看到皇后憋屈的表情,衡月終於覺得多日憋在心口的氣順了一些。
是她從前想岔了,越小心翼翼,越被皇后抓住把柄。
只要她擺出破罐子破摔的模樣,明白的告訴皇后,不管她做什麼,她都會留下這個孩子。
或許,皇后會覺得拿捏祝薰煙無望,從而放過臨華殿?
懷著這點忐忑的心情,回到未央宮,衡月補了一個很不安穩的覺。
還是上官徵將她叫起來的。
衡月不明白,最近上官徵就像是在和皇后故意作對一樣。
每次皇后找了她陰陽怪氣說一頓,皇上便要越加頻繁的來找她……
難道真的只是為了賭氣?
卻讓皇后更加不悅,繼而用在祝薰煙身上?
衡月覺得,真是無解。
她能跟皇后拍板,仗著的無非也就是皇上的寵愛;但皇上給的寵愛越多,皇后卻會將越多的注意力放在她身上。

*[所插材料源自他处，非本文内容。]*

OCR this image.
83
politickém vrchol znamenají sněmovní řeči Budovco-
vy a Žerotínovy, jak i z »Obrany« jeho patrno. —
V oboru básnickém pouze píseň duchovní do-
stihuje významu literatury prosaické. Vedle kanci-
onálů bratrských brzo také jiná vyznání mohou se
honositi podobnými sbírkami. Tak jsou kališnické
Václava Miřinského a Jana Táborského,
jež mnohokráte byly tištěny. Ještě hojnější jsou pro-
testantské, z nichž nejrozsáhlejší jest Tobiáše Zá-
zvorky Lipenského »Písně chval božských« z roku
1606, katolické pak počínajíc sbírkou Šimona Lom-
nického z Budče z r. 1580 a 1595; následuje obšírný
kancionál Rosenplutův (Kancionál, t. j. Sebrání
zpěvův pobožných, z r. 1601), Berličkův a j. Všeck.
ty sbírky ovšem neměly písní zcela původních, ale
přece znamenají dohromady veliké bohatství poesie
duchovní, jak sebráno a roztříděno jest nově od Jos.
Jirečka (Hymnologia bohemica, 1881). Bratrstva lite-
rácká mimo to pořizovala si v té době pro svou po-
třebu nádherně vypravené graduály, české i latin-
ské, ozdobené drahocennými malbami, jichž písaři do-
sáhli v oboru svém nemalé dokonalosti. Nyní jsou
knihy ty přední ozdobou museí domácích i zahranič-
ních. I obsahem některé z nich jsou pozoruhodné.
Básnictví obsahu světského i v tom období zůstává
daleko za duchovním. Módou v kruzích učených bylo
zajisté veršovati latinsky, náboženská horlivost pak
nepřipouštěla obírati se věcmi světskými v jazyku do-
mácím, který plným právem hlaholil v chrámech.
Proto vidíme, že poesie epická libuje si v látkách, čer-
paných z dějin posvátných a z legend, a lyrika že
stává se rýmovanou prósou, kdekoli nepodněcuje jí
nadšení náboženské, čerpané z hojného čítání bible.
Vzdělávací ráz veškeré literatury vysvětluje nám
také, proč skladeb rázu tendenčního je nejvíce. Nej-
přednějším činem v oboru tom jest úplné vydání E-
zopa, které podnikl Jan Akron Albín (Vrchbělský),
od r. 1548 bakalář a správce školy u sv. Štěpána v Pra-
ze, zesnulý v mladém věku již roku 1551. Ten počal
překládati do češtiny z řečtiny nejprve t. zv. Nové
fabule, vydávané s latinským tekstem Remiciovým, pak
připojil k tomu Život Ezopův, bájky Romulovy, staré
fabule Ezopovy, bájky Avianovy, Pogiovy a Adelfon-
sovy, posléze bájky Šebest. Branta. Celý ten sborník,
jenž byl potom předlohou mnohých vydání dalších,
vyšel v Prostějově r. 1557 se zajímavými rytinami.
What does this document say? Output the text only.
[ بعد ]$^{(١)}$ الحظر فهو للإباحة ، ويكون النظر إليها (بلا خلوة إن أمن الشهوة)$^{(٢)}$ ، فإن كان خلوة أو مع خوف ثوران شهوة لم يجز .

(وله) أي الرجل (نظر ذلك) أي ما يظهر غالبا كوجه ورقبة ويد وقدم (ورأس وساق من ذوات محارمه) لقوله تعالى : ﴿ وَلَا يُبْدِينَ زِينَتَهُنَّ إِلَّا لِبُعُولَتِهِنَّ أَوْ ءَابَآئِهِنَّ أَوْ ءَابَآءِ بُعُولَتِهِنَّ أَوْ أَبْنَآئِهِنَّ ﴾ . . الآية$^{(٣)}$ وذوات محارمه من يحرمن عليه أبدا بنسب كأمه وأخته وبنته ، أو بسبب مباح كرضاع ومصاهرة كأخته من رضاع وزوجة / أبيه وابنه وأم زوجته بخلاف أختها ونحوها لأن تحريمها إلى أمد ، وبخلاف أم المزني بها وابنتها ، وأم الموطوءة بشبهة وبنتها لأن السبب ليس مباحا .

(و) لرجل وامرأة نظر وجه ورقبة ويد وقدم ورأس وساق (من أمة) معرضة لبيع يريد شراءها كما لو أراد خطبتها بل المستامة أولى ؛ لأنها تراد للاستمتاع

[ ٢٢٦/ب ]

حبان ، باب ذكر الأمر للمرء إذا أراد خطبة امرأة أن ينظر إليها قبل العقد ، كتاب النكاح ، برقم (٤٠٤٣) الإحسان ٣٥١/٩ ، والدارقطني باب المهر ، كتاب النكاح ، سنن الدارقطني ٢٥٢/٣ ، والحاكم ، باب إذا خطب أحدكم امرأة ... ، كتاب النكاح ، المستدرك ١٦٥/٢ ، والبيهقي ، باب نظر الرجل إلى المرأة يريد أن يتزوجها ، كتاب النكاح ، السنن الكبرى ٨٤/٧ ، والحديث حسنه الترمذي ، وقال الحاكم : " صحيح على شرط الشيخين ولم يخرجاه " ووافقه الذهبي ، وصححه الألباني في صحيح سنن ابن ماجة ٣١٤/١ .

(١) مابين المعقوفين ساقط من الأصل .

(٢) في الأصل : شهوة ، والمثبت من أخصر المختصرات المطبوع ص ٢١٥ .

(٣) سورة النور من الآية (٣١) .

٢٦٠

勉強與上官徵一起待了一個下午,衡月只說自己如今已經不做噩夢了,讓皇上不必再在未央宮陪自己。
上官徵還略帶些委屈的看著她:「月兒不想朕陪著嗎?」
「嬪妾想,但……其餘姐妹,也想。」衡月低著頭,假裝自己更委屈。
上官徵便笑起來,他還以為衡月是被皇后提點了,或是吃醋,想一想,嘆道:「也罷,朕今日陪你一下午,確實還有事情要做。」
「今晚朕宿在大明宮。」留下這麼一句後,上官徵滿意的在衡月臉上看到羞澀和喜悅。
果然還是在乎他的。
上官徵高興的離開,衡月才起身,扭頭便變了臉色:「皇后今日又派人去臨華殿了?」
「還是那位太醫。」綠柳答道。
衡月抿了下唇,還想過去,但又怕碰到上官徵,又怕皇后知道會更為難祝薰煙。
左右躊躇,衡月還是在綠柳的勸說下睡了。
但這一晚,衡月自己躺在床上,翻來覆去的睡不著。
她乾脆披衣起來,思來想去還是覺得要去看看祝薰煙,或許這大半夜的去,皇后不會發現呢?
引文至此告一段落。